TALLINN, Estonia (news agencies) — More than a half-million Belarusians have fled their country in the past four years as the authoritarian government launched a harsh crackdown on its political opponents. Some of them, however, are discovering that they can’t escape intimidation and threats in their new lives abroad.
Dziana Maiseyenka, 28, was detained without warning while crossing the border from Armenia to Georgia, where she had taken refuge from Belarus a year ago to escape what she called “the nightmare at home.”
Authorities in Minsk, she was told, had issued an international arrest warrant against her on charges of “organizing mass unrest.”
She knows what a return to Belarus will mean: Her father was imprisoned for nearly three years on similar charges. When he was released last year, he was promptly arrested again.
As hard-line President Alexander Lukashenko seeks his seventh term next year to extend his three-decade rule, opposition leaders in exile say he is ramping up the pressure on Belarusians who moved abroad. The aim is to avoid a repeat of the mass protests that broke out around the 2020 election by quashing any opposition support from abroad.
Months of large demonstrations over that widely denounced balloting resulted in more than 65,000 people arrested over the last four years, with many of them severely beaten, according to the Belarusian human rights group Viasna. Its Nobel Peace Prize-winning founder, Ales Bialiatski, is among those imprisoned.
Sviatlana Tsikhanouskaya, who was Lukashenko’s main challenger in 2020 before fleeing to Lithuania the day after the election, says Belarus has launched a systematic campaign against dissidents abroad.
“Ahead of the 2025 campaign, repressions against Belarusians abroad will most likely only intensify as the regime tries to intimidate those who call for increased international sanctions and nonrecognition of Lukashenko’s legitimacy,” she said in an interview with media.
Tsikhanouskaya said her office gets hundreds of requests a month from Belarusians abroad who say criminal cases have been opened against them in their homeland, and it is intervening in at least 15 countries where extradition requests have been made. Other emigres complain their identity documents have been invalidated by the government in Minsk or that relatives at home have come under pressure.
Pavel Latushka, a prominent opposition figure in exile in Poland, says he’s received threats, which Polish authorities are investigating, and his website came under a cyberattack that he blames on Lukashenko’s government.
Belarusian sprinter Krystsina Tsimanouskaya, who sought political asylum in Poland three years ago after the Tokyo Olympics, also said she had received threatening messages in Warsaw.

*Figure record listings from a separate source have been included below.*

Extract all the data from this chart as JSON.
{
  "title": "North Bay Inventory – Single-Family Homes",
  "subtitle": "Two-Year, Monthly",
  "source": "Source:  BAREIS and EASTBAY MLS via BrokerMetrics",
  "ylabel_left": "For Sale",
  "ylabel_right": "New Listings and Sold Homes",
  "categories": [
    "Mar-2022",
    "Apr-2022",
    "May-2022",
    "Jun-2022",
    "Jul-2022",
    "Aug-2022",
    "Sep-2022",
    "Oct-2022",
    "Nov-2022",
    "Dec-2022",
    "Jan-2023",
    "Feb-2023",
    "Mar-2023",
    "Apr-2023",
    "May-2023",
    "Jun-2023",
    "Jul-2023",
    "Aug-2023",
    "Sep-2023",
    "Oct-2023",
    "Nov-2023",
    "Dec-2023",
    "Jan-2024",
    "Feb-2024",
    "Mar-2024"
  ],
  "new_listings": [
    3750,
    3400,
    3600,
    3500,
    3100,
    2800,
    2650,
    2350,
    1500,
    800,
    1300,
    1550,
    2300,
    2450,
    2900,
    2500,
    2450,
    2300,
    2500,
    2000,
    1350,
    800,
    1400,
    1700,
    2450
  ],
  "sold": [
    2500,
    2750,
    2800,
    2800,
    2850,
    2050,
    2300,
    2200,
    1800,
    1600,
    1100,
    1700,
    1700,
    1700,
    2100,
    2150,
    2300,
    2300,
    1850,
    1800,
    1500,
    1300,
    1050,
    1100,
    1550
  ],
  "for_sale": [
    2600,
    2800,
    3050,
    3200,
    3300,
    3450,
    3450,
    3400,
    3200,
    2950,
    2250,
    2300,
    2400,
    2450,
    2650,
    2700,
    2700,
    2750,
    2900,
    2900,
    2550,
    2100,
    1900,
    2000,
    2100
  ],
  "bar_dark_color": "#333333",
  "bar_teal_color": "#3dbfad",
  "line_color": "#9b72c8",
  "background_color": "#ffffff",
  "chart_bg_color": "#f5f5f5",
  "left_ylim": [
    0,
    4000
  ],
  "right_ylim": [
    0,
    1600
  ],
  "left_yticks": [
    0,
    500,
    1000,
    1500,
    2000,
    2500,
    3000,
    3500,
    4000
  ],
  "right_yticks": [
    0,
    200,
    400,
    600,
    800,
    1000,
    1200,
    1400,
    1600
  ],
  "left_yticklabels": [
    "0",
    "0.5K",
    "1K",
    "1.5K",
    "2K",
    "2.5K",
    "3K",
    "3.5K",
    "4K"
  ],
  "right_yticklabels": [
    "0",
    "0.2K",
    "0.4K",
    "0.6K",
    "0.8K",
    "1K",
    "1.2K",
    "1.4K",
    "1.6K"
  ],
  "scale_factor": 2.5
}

One said “they would rip my stomach open if I went outside,” Tsimanouskaya told news agencies at the Paris Olympics.
In another, separate instance, she said she noticed “two men were constantly following me” in her neighborhood. “They went outside when I went outside. This was not some kind of coincidence,” Tsimanouskaya said, adding that it ended after she reported it to police. At the Paris Games, Polish team officials advised her to keep to the more secure athletes village whenever possible.
Viasna representative Pavel Sapelka said the Belarus KGB is infiltrating the diaspora, organizing surveillance and taking video of large protests abroad, and then initiating hundreds of criminal cases at home.
“Official Minsk has begun sending out extradition requests en masse, and the logic here is very simple — even if they manage to bring back only a few from abroad, everyone will be scared,” he said.
Independent director Andrei Hniot, a Lukashenko critic who made films about the Minsk protests, was arrested last year at Belgrade’s airport on an Interpol warrant at the request of Belarusian authorities for alleged tax evasion. A Serbian court in June ordered his extradition, but European Commission President Ursula von der Leyen intervened.
In a letter to the Belarusian opposition office, she said Serbian authorities were told Hniot’s case “was politically motivated” and he “would face reprisals” if returned to his homeland.
“The route to Belarus is a direct road to prison,” Hniot told news agencies from Belgrade, where he’s under house arrest while awaiting a final ruling.
In August, two anti-Lukashenko activists were deported from Sweden after being refused political asylum. The mother and son who had participated in protests in Belarus were taken by Swedish authorities to the Lithuania-Belarus frontier and handed over to Belarusian border guards. The son was detained at the border.
“Belarusians need European solidarity not in words but in deeds,” said Zmitser Vaserman, who represents a Belarusian exile group in Sweden, urging a “European moratorium on the deportation of Belarusian citizens who are persecuted for political reasons.”